Kristen Draz and her partner Will Holland had been on their 10 acres for three months when Reggie Knox and I stopped by FogDog Farm in early June, the second day of a heat wave due to push the mercury to nearly 100 degrees on their farm at an elevation of 1500 feet near Placerville. Kristen and Will were unfazed, with their fields irrigated earlier that morning and tender vegetable starts under shade cover.
Their journey to more secure land tenure started when they chose to look eastward from Sonoma County in 2015. “I couldn’t rent a shared room in Sonoma for what I was going to be paying to at least have this opportunity to start a farm,” reported Will. With immense effort and FarmLink’s technical assistance to shape a land lease, they started their Foothills farming careers in Nevada County. But despite several conversations to establish a final lease, they ultimately got underway without signing one.
“We weren’t able to get in the same room to just sit down and answer questions. And the type of bootstrap farmers we are, and in the situation that we were in, we had low risk,” explained Will. Despite challenging circumstances for everyone involved, including serious health issues for their landlord, they started the farm, entered the Nevada City Farmers’ Market, developed restaurant-direct sales, and sustained the business.
Kristen summarized by saying, “When we were just starting out, and we didn’t really know what FogDog Farm was going to become, those [lease] things were less important. And then, as our business and our risk grew, that’s when we started to see how finishing that process at the beginning would’ve served us. But hindsight is 20/20.” Will and Kristen report that they parted ways with their landlord on good terms, with a handshake in the same spirit as when they started. “The context was objectively difficult on both sides, and we were all able to come through it well,” said Will, and Kristen added, “We learned a lot.”

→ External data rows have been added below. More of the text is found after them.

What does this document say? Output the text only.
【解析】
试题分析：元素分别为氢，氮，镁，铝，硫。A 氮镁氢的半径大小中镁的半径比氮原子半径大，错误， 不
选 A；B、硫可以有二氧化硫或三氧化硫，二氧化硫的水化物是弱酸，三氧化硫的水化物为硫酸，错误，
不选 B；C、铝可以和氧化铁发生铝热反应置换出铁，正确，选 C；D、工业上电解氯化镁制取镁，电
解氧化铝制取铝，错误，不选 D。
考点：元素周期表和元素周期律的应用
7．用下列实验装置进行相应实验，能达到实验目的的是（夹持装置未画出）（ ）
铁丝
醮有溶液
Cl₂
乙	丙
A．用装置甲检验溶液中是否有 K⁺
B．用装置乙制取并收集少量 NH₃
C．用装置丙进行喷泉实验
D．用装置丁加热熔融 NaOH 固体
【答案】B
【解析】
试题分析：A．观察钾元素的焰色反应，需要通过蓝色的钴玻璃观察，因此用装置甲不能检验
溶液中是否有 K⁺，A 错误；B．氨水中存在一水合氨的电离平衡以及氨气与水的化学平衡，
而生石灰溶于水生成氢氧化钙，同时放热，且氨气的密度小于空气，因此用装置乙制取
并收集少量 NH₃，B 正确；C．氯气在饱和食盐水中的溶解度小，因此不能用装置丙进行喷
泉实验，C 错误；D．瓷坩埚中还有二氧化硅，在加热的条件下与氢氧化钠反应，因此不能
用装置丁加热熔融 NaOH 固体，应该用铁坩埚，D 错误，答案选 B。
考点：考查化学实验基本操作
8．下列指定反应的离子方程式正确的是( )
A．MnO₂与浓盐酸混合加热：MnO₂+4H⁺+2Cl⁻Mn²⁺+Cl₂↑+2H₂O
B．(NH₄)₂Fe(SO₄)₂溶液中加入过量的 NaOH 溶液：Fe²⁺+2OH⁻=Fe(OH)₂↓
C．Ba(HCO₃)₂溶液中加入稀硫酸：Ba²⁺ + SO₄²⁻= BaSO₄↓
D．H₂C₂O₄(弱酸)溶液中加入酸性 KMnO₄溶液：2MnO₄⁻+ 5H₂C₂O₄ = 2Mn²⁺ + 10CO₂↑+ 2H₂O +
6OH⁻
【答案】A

With three seasons in Nevada County under their belts, and having built a good network of farmers in the Foothills, they caught wind of a new land opportunity. A land trust in nearby El Dorado County, the America River Conservancy, was looking for a tenant at its historic Wakamatsu Farm near Placerville. As expressed by the Conservancy, the place serves as a “community place to appreciate natural resources, sustainable agriculture, and cultural history.” It is a special place: formerly the Wakamatsu Tea and Silk Farm Colony, the first Japanese colony in the United States, founded 150 years ago, and birthplace of the first Japanese-American citizen.
Reflecting on the transition from Nevada County to Wakamatsu Farm, Will explained that not completing a formal lease before starting the farm had downsides. It might have illuminated questions that may have challenged the idea of starting their farm. “What happened may have been the best possible solution for everybody because we were able to start a farm.” Despite the transition they kept the same farm name and maintained their customers.
With FarmLink’s support, they’ve secured a five-year, evergreen lease, which means that on each anniversary date of the lease, the term is automatically extended by one year unless, of course, either the tenant or landlord objects to the lease extension. It means that if the lease is terminated without cause, the tenant still has nearly a full term to find a new location. Kristen said, “For us to be able to plan our future for five years, ten years, and what does our farm look like in a decade? We could never have had that [before], and this actually allows us to do that, which feels huge and takes some of the pressure off this year…and allows us to think a little bigger.”
Reflecting on this past winter, Kristen said, “I did the Finding Farmland workshop with Liya Schwartzman [Central Valley Program Coordinator for FarmLink] and the National Young Farmers Coalition. And it was really illuminating because I’d had this very idealistic thing. ‘Our next move is going to be to purchase. That’s what I want to do, that’s what we’re working towards.’ And really having all of the options laid out in a room, with the land affordability calculator and the different scenarios, I was like, ‘Oh maybe we can’t actually afford it.’ I think we would’ve been able to bootstrap it, but was it realistic? It’s kind of hard to be on your own.” Will also reflected, “We just want to grow food. And turning vegetables into money is kind of ridiculous. [laughs] It’s kind of structurally made to be, and we love it for that fact, but putting a mortgage on that…I don’t think I would surprise anybody, it just changes the context.”
In their fourth year as farmers, Kristen and Will are an inspiration, and deep thinkers. Will concluded, “I think there’s a real hunger for a way to shift capital into something that’s generative. But the structural mechanisms that even just allow people to do that aren’t there. There’s beauty in having the land in a trust, and having the opportunity for individual wealth and equity-building on the land, and having the infrastructure held in common. That’s the agricultural system that we need.”